Parity: changes to a hook script must land in the same commit as the matching change in pi-extensions/pi-hooks/extensions/hooks.ts — see AGENTS.md for the rule.

Pi Extensions

Install pi-extension-manager to browse and configure these from inside Pi. Current packages target Pi 0.75+ and follow Pi 0.75's Node.js baseline by declaring engines.node >=22.19.0; Pi 0.73/0.74 installs should stay on older package releases if they must remain on Node 20.

Extensions can ship an instructions.md (declared via pi.appendSystem in package.json); on install, vstack mirrors it into the scope's APPEND_SYSTEM.md (<project>/.pi/APPEND_SYSTEM.md or ~/.pi/agent/APPEND_SYSTEM.md) so Pi loads tool-usage guidance into the system prompt. Removed/disabled extensions strip their block automatically.
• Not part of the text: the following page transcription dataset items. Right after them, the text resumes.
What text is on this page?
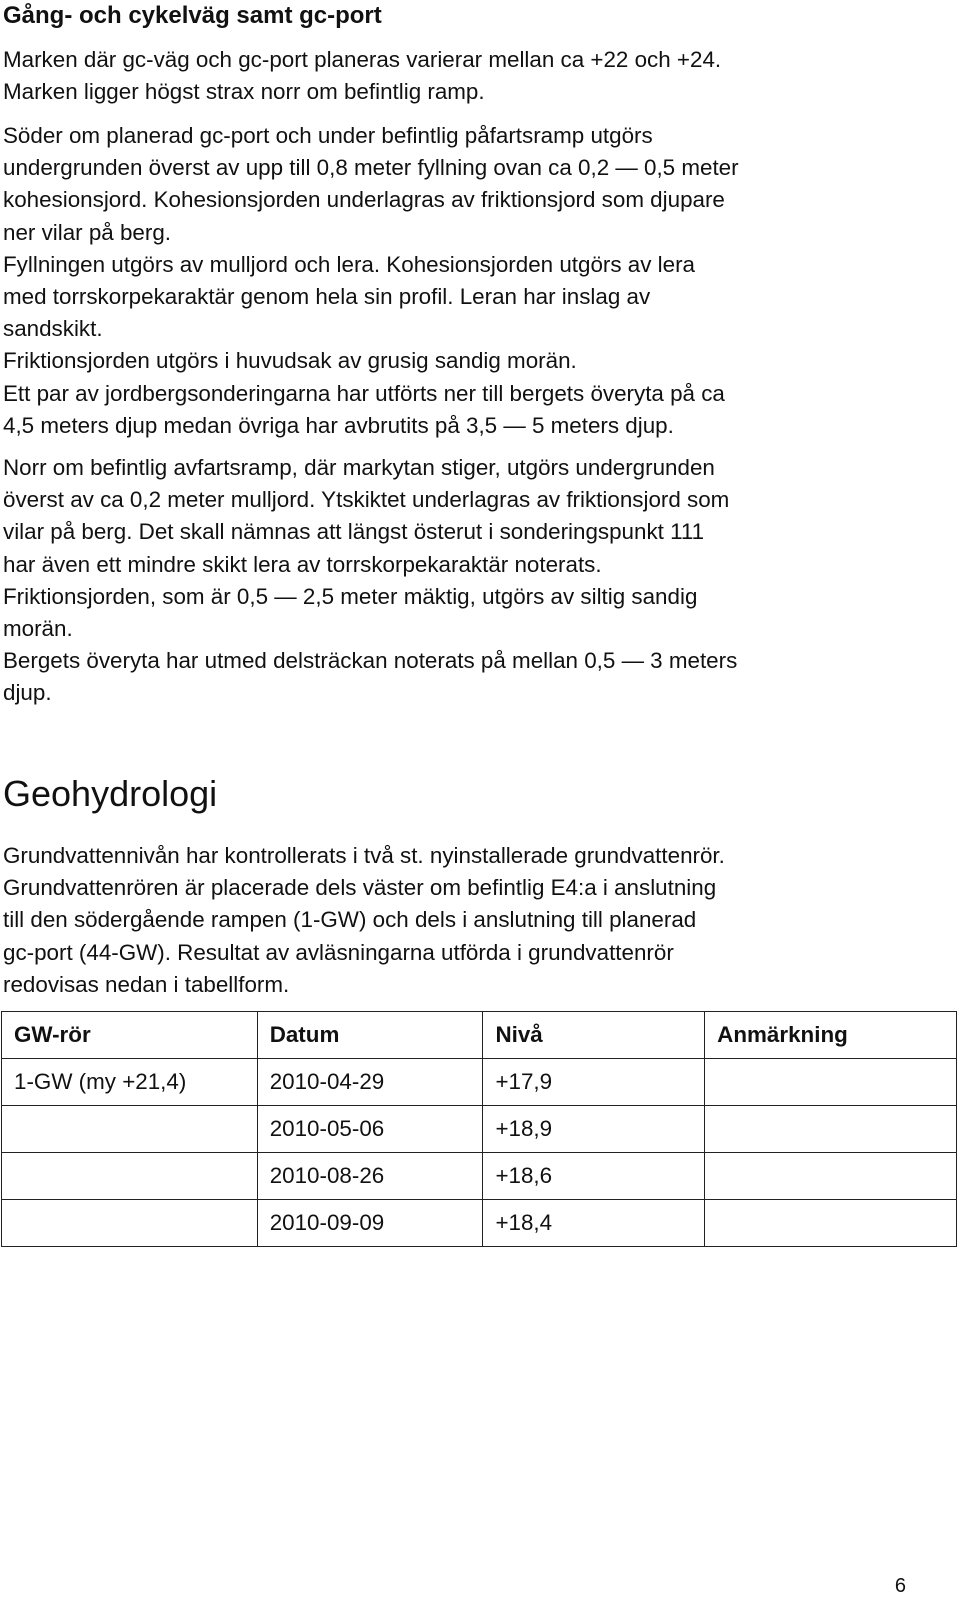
Gång- och cykelväg samt gc-port

Marken där gc-väg och gc-port planeras varierar mellan ca +22 och +24.

Marken ligger högst strax norr om befintlig ramp.

Söder om planerad gc-port och under befintlig påfartsramp utgörs

undergrunden överst av upp till 0,8 meter fyllning ovan ca 0,2 — 0,5 meter

kohesionsjord. Kohesionsjorden underlagras av friktionsjord som djupare

ner vilar på berg.

Fyllningen utgörs av mulljord och lera. Kohesionsjorden utgörs av lera

med torrskorpekaraktär genom hela sin profil. Leran har inslag av

sandskikt.

Friktionsjorden utgörs i huvudsak av grusig sandig morän.

Ett par av jordbergsonderingarna har utförts ner till bergets överyta på ca

4,5 meters djup medan övriga har avbrutits på 3,5 — 5 meters djup.

Norr om befintlig avfartsramp, där markytan stiger, utgörs undergrunden

överst av ca 0,2 meter mulljord. Ytskiktet underlagras av friktionsjord som

vilar på berg. Det skall nämnas att längst österut i sonderingspunkt 111

har även ett mindre skikt lera av torrskorpekaraktär noterats.

Friktionsjorden, som är 0,5 — 2,5 meter mäktig, utgörs av siltig sandig

morän.

Bergets överyta har utmed delsträckan noterats på mellan 0,5 — 3 meters

djup.

Geohydrologi

Grundvattennivån har kontrollerats i två st. nyinstallerade grundvattenrör.

Grundvattenrören är placerade dels väster om befintlig E4:a i anslutning

till den södergående rampen (1-GW) och dels i anslutning till planerad

gc-port (44-GW). Resultat av avläsningarna utförda i grundvattenrör

redovisas nedan i tabellform.

GW-rör	Datum	Nivå	Anmärkning
1-GW (my +21,4)	2010-04-29	+17,9	
	2010-05-06	+18,9	
	2010-08-26	+18,6	
	2010-09-09	+18,4	
6
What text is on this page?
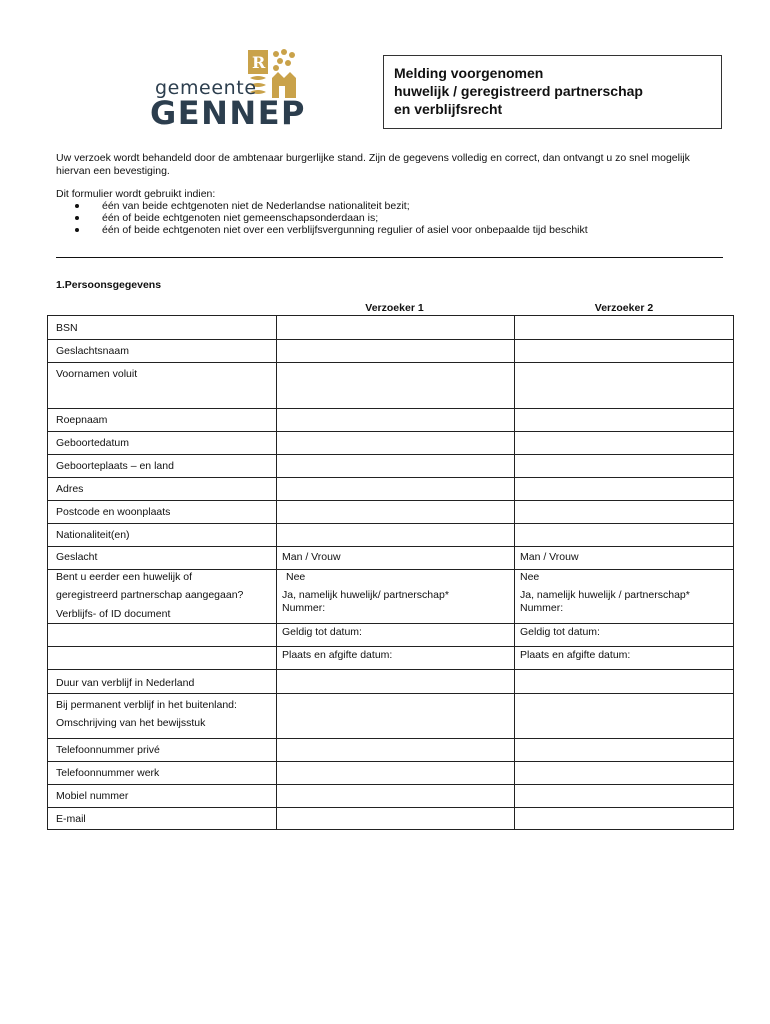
R
gemeente
GENNEP
Melding voorgenomen
huwelijk / geregistreerd partnerschap
en verblijfsrecht
Uw verzoek wordt behandeld door de ambtenaar burgerlijke stand. Zijn de gegevens volledig en correct, dan ontvangt u zo snel mogelijk hiervan een bevestiging.
Dit formulier wordt gebruikt indien:
één van beide echtgenoten niet de Nederlandse nationaliteit bezit;
één of beide echtgenoten niet gemeenschapsonderdaan is;
één of beide echtgenoten niet over een verblijfsvergunning regulier of asiel voor onbepaalde tijd beschikt
1.Persoonsgegevens
Verzoeker 1	Verzoeker 2
BSN
Geslachtsnaam
Voornamen voluit
Roepnaam
Geboortedatum
Geboorteplaats – en land
Adres
Postcode en woonplaats
Nationaliteit(en)
Geslacht
Bent u eerder een huwelijk of
geregistreerd partnerschap aangegaan?
Verblijfs- of ID document
Duur van verblijf in Nederland
Bij permanent verblijf in het buitenland:
Omschrijving van het bewijsstuk
Telefoonnummer privé
Telefoonnummer werk
Mobiel nummer
E-mail
Man / Vrouw
Nee
Ja, namelijk huwelijk/ partnerschap*
Nummer:
Geldig tot datum:
Plaats en afgifte datum:
Man / Vrouw
Nee
Ja, namelijk huwelijk / partnerschap*
Nummer:
Geldig tot datum:
Plaats en afgifte datum:
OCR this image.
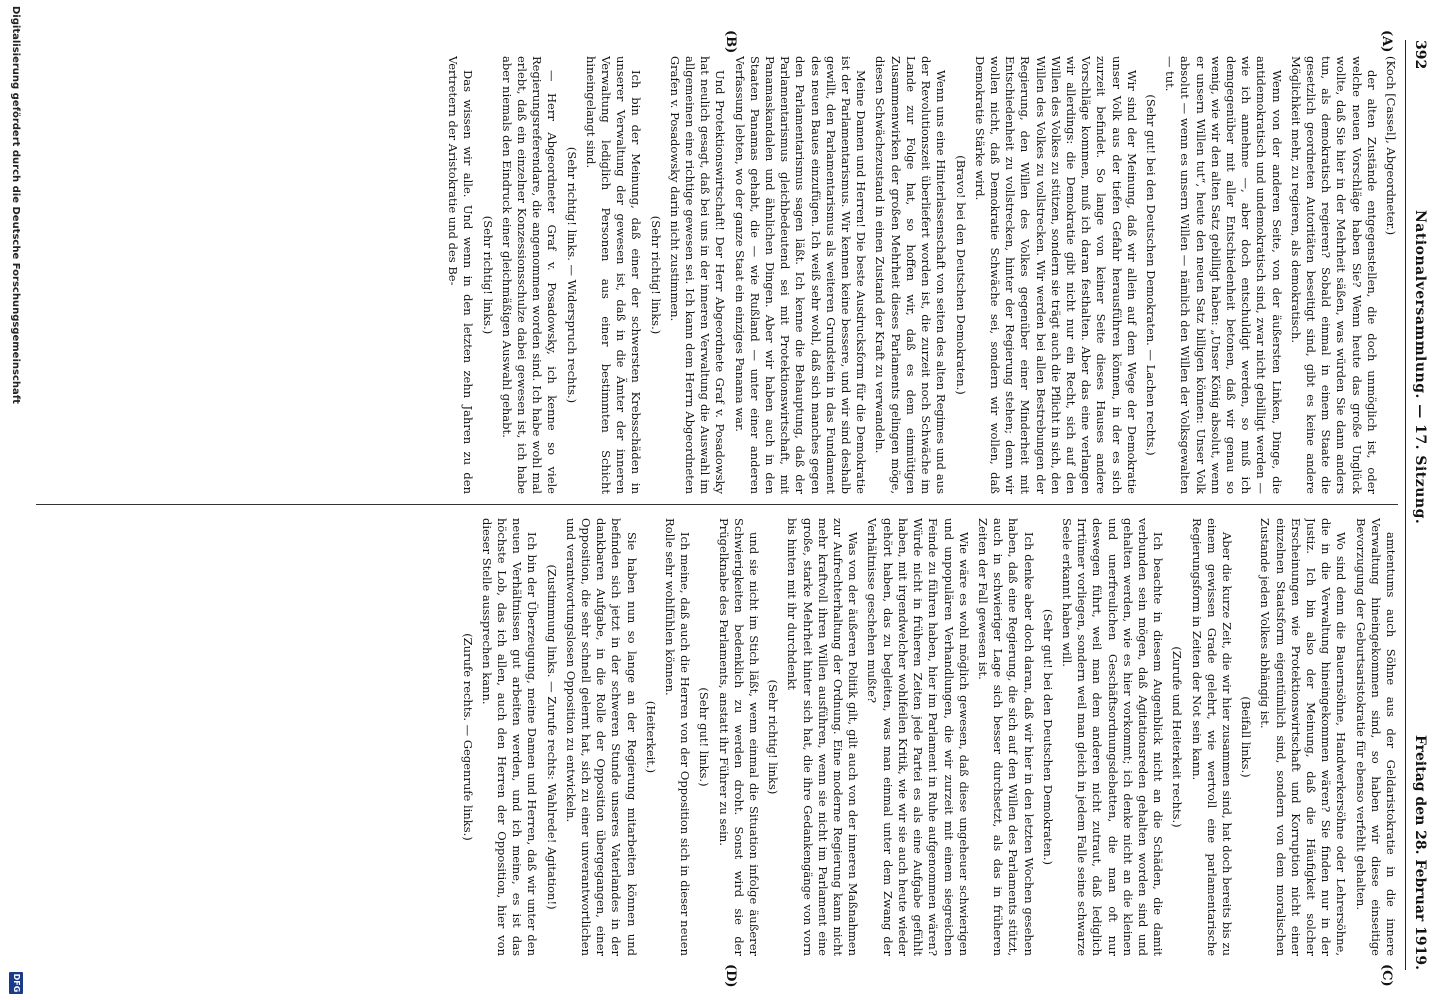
392
Nationalversammlung. — 17. Sitzung.
Freitag den 28. Februar 1919.
(A)
(B)
(C)
(D)

(Koch [Cassel], Abgeordneter.)

der alten Zustände entgegenstellen, die doch unmöglich ist, oder welche neuen Vorschläge haben Sie? Wenn heute das große Unglück wollte, daß Sie hier in der Mehrheit säßen, was würden Sie dann anders tun, als demokratisch regieren? Sobald einmal in einem Staate die gesetzlich geordneten Autoritäten beseitigt sind, gibt es keine andere Möglichkeit mehr, zu regieren, als demokratisch.

Wenn von der anderen Seite, von der äußersten Linken, Dinge, die antidemokratisch und undemokratisch sind, zwar nicht gebilligt werden — wie ich annehme —, aber doch entschuldigt werden, so muß ich demgegenüber mit aller Entschiedenheit betonen, daß wir genau so wenig, wie wir den alten Satz gebilligt haben: „Unser König absolut, wenn er unsern Willen tut“, heute den neuen Satz billigen können: Unser Volk absolut — wenn es unsern Willen — nämlich den Willen der Volksgewalten — tut.

(Sehr gut! bei den Deutschen Demokraten. — Lachen rechts.)

Wir sind der Meinung, daß wir allein auf dem Wege der Demokratie unser Volk aus der tiefen Gefahr herausführen können, in der es sich zurzeit befindet. So lange von keiner Seite dieses Hauses andere Vorschläge kommen, muß ich daran festhalten. Aber das eine verlangen wir allerdings: die Demokratie gibt nicht nur ein Recht, sich auf den Willen des Volkes zu stützen, sondern sie trägt auch die Pflicht in sich, den Willen des Volkes zu vollstrecken. Wir werden bei allen Bestrebungen der Regierung, den Willen des Volkes gegenüber einer Minderheit mit Entschiedenheit zu vollstrecken, hinter der Regierung stehen; denn wir wollen nicht, daß Demokratie Schwäche sei, sondern wir wollen, daß Demokratie Stärke wird.

(Bravo! bei den Deutschen Demokraten.)

Wenn uns eine Hinterlassenschaft von seiten des alten Regimes und aus der Revolutionszeit überliefert worden ist, die zurzeit noch Schwäche im Lande zur Folge hat, so hoffen wir, daß es dem einmütigen Zusammenwirken der großen Mehrheit dieses Parlaments gelingen möge, diesen Schwächezustand in einen Zustand der Kraft zu verwandeln.

Meine Damen und Herren! Die beste Ausdrucksform für die Demokratie ist der Parlamentarismus. Wir kennen keine bessere, und wir sind deshalb gewillt, den Parlamentarismus als weiteren Grundstein in das Fundament des neuen Baues einzufügen. Ich weiß sehr wohl, daß sich manches gegen den Parlamentarismus sagen läßt. Ich kenne die Behauptung, daß der Parlamentarismus gleichbedeutend sei mit Protektionswirtschaft, mit Panamaskandalen und ähnlichen Dingen. Aber wir haben auch in den Staaten Panamas gehabt, die — wie Rußland — unter einer anderen Verfassung lebten, wo der ganze Staat ein einziges Panama war.

Und Protektionswirtschaft! Der Herr Abgeordnete Graf v. Posadowsky hat neulich gesagt, daß bei uns in der inneren Verwaltung die Auswahl im allgemeinen eine richtige gewesen sei. Ich kann dem Herrn Abgeordneten Grafen v. Posadowsky darin nicht zustimmen.

(Sehr richtig! links.)

Ich bin der Meinung, daß einer der schwersten Krebsschäden in unserer Verwaltung der gewesen ist, daß in die Ämter der inneren Verwaltung lediglich Personen aus einer bestimmten Schicht hineingelangt sind.

(Sehr richtig! links. — Widerspruch rechts.)

— Herr Abgeordneter Graf v. Posadowsky, ich kenne so viele Regierungsreferendare, die angenommen worden sind. Ich habe wohl mal erlebt, daß ein einzelner Konzessionsschulze dabei gewesen ist, ich habe aber niemals den Eindruck einer gleichmäßigen Auswahl gehabt.

(Sehr richtig! links.)

Das wissen wir alle. Und wenn in den letzten zehn Jahren zu den Vertretern der Aristokratie und des Be-

amtentums auch Söhne aus der Geldaristokratie in die innere Verwaltung hineingekommen sind, so haben wir diese einseitige Bevorzugung der Geburtsaristokratie für ebenso verfehlt gehalten.

Wo sind denn die Bauernsöhne, Handwerkersöhne oder Lehrersöhne, die in die Verwaltung hineingekommen wären? Sie finden nur in der Justiz. Ich bin also der Meinung, daß die Häufigkeit solcher Erscheinungen wie Protektionswirtschaft und Korruption nicht einer einzelnen Staatsform eigentümlich sind, sondern von dem moralischen Zustande jeden Volkes abhängig ist.

(Beifall links.)

Aber die kurze Zeit, die wir hier zusammen sind, hat doch bereits bis zu einem gewissen Grade gelehrt, wie wertvoll eine parlamentarische Regierungsform in Zeiten der Not sein kann.

(Zurufe und Heiterkeit rechts.)

Ich beachte in diesem Augenblick nicht an die Schäden, die damit verbunden sein mögen, daß Agitationsreden gehalten worden sind und gehalten werden, wie es hier vorkommt; ich denke nicht an die kleinen und unerfreulichen Geschäftsordnungsdebatten, die man oft nur deswegen führt, weil man dem anderen nicht zutraut, daß lediglich Irrtümer vorliegen, sondern weil man gleich in jedem Falle seine schwarze Seele erkannt haben will.

(Sehr gut! bei den Deutschen Demokraten.)

Ich denke aber doch daran, daß wir hier in den letzten Wochen gesehen haben, daß eine Regierung, die sich auf den Willen des Parlaments stützt, auch in schwieriger Lage sich besser durchsetzt, als das in früheren Zeiten der Fall gewesen ist.

Wie wäre es wohl möglich gewesen, daß diese ungeheuer schwierigen und unpopulären Verhandlungen, die wir zurzeit mit einem siegreichen Feinde zu führen haben, hier im Parlament in Ruhe aufgenommen wären? Würde nicht in früheren Zeiten jede Partei es als eine Aufgabe gefühlt haben, mit irgendwelcher wohlfeilen Kritik, wie wir sie auch heute wieder gehört haben, das zu begleiten, was man einmal unter dem Zwang der Verhältnisse geschehen mußte?

Was von der äußeren Politik gilt, gilt auch von der inneren Maßnahmen zur Aufrechterhaltung der Ordnung. Eine moderne Regierung kann nicht mehr kraftvoll ihren Willen ausführen, wenn sie nicht im Parlament eine große, starke Mehrheit hinter sich hat, die ihre Gedankengänge von vorn bis hinten mit ihr durchdenkt

(Sehr richtig! links)

und sie nicht im Stich läßt, wenn einmal die Situation infolge äußerer Schwierigkeiten bedenklich zu werden droht. Sonst wird sie der Prügelknabe des Parlaments, anstatt ihr Führer zu sein.

(Sehr gut! links.)

Ich meine, daß auch die Herren von der Opposition sich in dieser neuen Rolle sehr wohlfühlen können.

(Heiterkeit.)

Sie haben nun so lange an der Regierung mitarbeiten können und befinden sich jetzt in der schweren Stunde unseres Vaterlandes in der dankbaren Aufgabe, in die Rolle der Opposition übergegangen, einer Opposition, die sehr schnell gelernt hat, sich zu einer unverantwortlichen und verantwortungslosen Opposition zu entwickeln.

(Zustimmung links. — Zurufe rechts: Wahlrede! Agitation!)

Ich bin der Überzeugung, meine Damen und Herren, daß wir unter den neuen Verhältnissen gut arbeiten werden, und ich meine, es ist das höchste Lob, das ich allen, auch den Herren der Opposition, hier von dieser Stelle aussprechen kann.

(Zurufe rechts. — Gegenrufe links.)

Digitalisierung gefördert durch die Deutsche Forschungsgemeinschaft
DFG
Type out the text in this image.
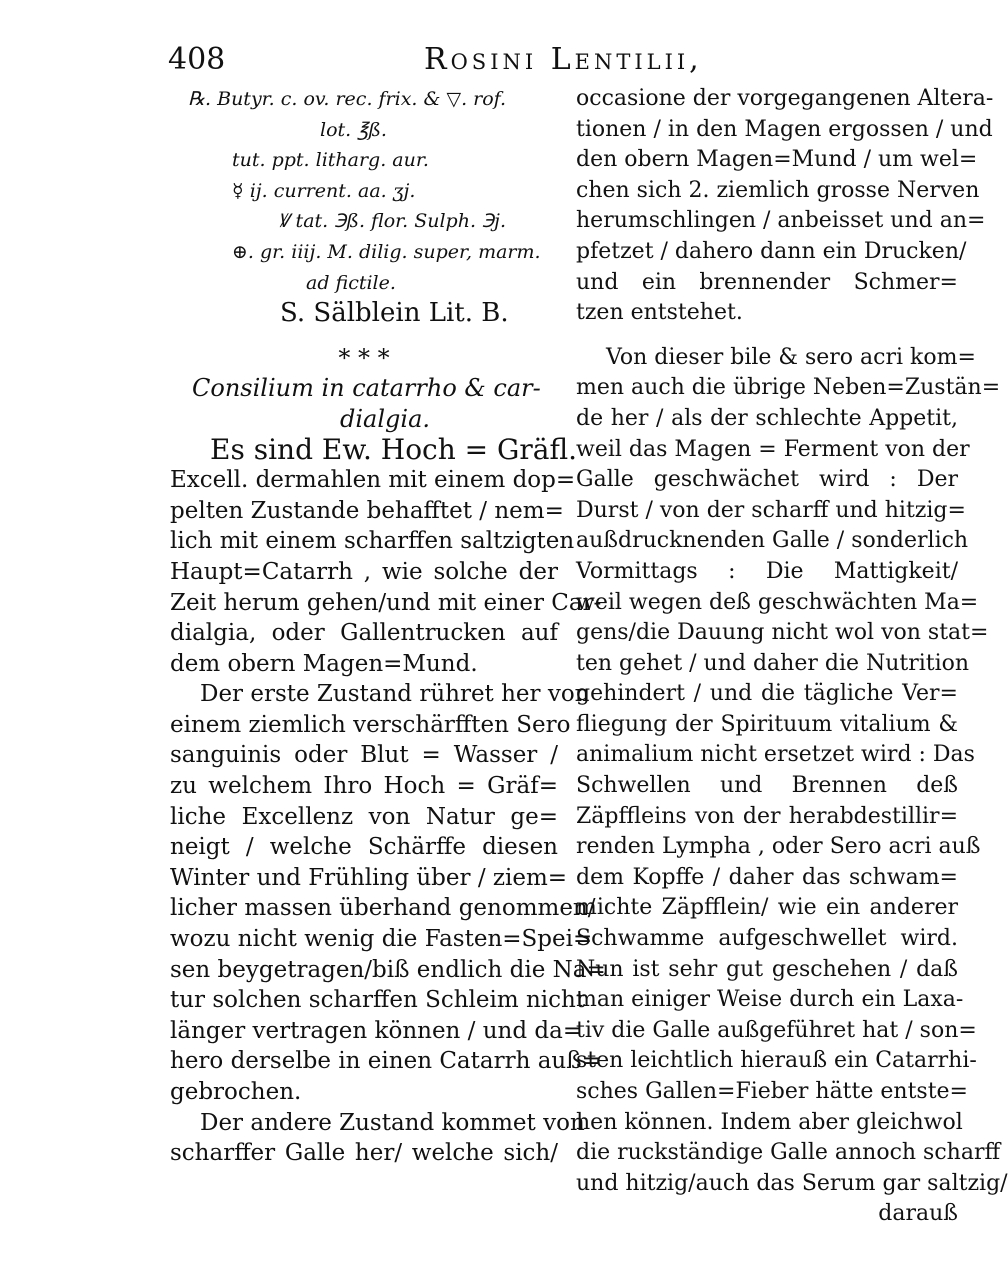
408	Rosini Lentilii,
℞. Butyr. c. ov. rec. frix. & ▽. rof.
lot. ℥ß.
tut. ppt. litharg. aur.
☿ ij. current. aa. ʒj.
Ꝟ tat. ℈ß. flor. Sulph. ℈j.
⊕. gr. iiij. M. dilig. super, marm.
ad fictile.
S. Sälblein Lit. B.
* * *
Consilium in catarrho & car-
dialgia.
Es sind Ew. Hoch = Gräfl.
Excell. dermahlen mit einem dop=
pelten Zustande behafftet / nem=
lich mit einem scharffen saltzigten
Haupt=Catarrh , wie solche der
Zeit herum gehen/und mit einer Car-
dialgia, oder Gallentrucken auf
dem obern Magen=Mund.
Der erste Zustand rühret her von
einem ziemlich verschärfften Sero
sanguinis oder Blut = Wasser /
zu welchem Ihro Hoch = Gräf=
liche Excellenz von Natur ge=
neigt / welche Schärffe diesen
Winter und Frühling über / ziem=
licher massen überhand genommen/
wozu nicht wenig die Fasten=Spei=
sen beygetragen/biß endlich die Na=
tur solchen scharffen Schleim nicht
länger vertragen können / und da=
hero derselbe in einen Catarrh auß=
gebrochen.
Der andere Zustand kommet von
scharffer Galle her/ welche sich/
occasione der vorgegangenen Altera-
tionen / in den Magen ergossen / und
den obern Magen=Mund / um wel=
chen sich 2. ziemlich grosse Nerven
herumschlingen / anbeisset und an=
pfetzet / dahero dann ein Drucken/
und ein brennender Schmer=
tzen entstehet.
Von dieser bile & sero acri kom=
men auch die übrige Neben=Zustän=
de her / als der schlechte Appetit,
weil das Magen = Ferment von der
Galle geschwächet wird : Der
Durst / von der scharff und hitzig=
außdrucknenden Galle / sonderlich
Vormittags : Die Mattigkeit/
weil wegen deß geschwächten Ma=
gens/die Dauung nicht wol von stat=
ten gehet / und daher die Nutrition
gehindert / und die tägliche Ver=
fliegung der Spirituum vitalium &
animalium nicht ersetzet wird : Das
Schwellen und Brennen deß
Zäpffleins von der herabdestillir=
renden Lympha , oder Sero acri auß
dem Kopffe / daher das schwam=
michte Zäpfflein/ wie ein anderer
Schwamme aufgeschwellet wird.
Nun ist sehr gut geschehen / daß
man einiger Weise durch ein Laxa-
tiv die Galle außgeführet hat / son=
sten leichtlich hierauß ein Catarrhi-
sches Gallen=Fieber hätte entste=
hen können. Indem aber gleichwol
die ruckständige Galle annoch scharff
und hitzig/auch das Serum gar saltzig/
darauß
If a Pi extension declares production dependencies (dependencies or optionalDependencies), vstack installs them inside the deployed package directory with npm install --omit=dev --package-lock=false --legacy-peer-deps --no-audit --no-fund before registering the package with Pi. The installed node_modules/ stays local to the Pi scope and is ignored by vstack source hashing/verify drift checks.

Extension Purpose
pi-agents-tmux Delegate work to subagents in isolated, persistent tmux panes.
pi-background-tasks Non-blocking shell tasks with a live status dashboard.
pi-caveman Caveman communication mode.
pi-claude-bridge Claude Code provider bridge with prompt-context forwarding.
pi-codex-minimal-tools Codex-style image, patch, and image-generation tools alongside Pi natives.
pi-extension-manager Pi-styled package manager and inline settings editor.
pi-hooks First-class Pi port of the vstack safety hooks: bare-cd blocking, pre-commit fmt+clippy, post-edit clippy, end-of-turn lint.
pi-output-policy Large-output policy with transcript-budget-aware truncation, spill-file preservation, and balanced/compact/compat modes.
pi-prompt-stash Per-session prompt stash history with stash/pop editor.
pi-qol Compact statusline, multiline input, image chips, session naming and search.
pi-questions Structured multi-tab popup questions with bridge-driven replies.
pi-session-bridge Side-channel for external control, event streaming, prompt sending, and the Pi activity broker stream.
pi-session-manager Polished session browser for searching, resuming, and managing Pi sessions.
pi-skills-manager Browse, create, edit, and toggle Pi skills from a dedicated shell.
pi-task-panel Persistent structured task panel above the status line.
pi-tool-renderer Compact Claude/opencode-style renderers for built-in tools.
pi-web-tools First-party web stack: search, deep research, fetch, video, and more.

Extras

Extras are optional non-agent packages distributed by vstack, such as theme packs. See extras/README.md for the catalog and per-extra documentation.

vstack apply vanillagreen-themes --theme ghibli-serene-nature --target ghostty,vscodium,tmux,pi

vstack apply uses global/user scope by default for app themes. Add --dry-run to preview planned changes before writing config; add --no-ghostty-shaders for palette-only Ghostty applies. The TUI's Extras tab also lets you pick a theme interactively — select the pack, hit Apply, and you get a native picker with a Ghostty shader checkbox plus Uninstall & revert after a successful apply.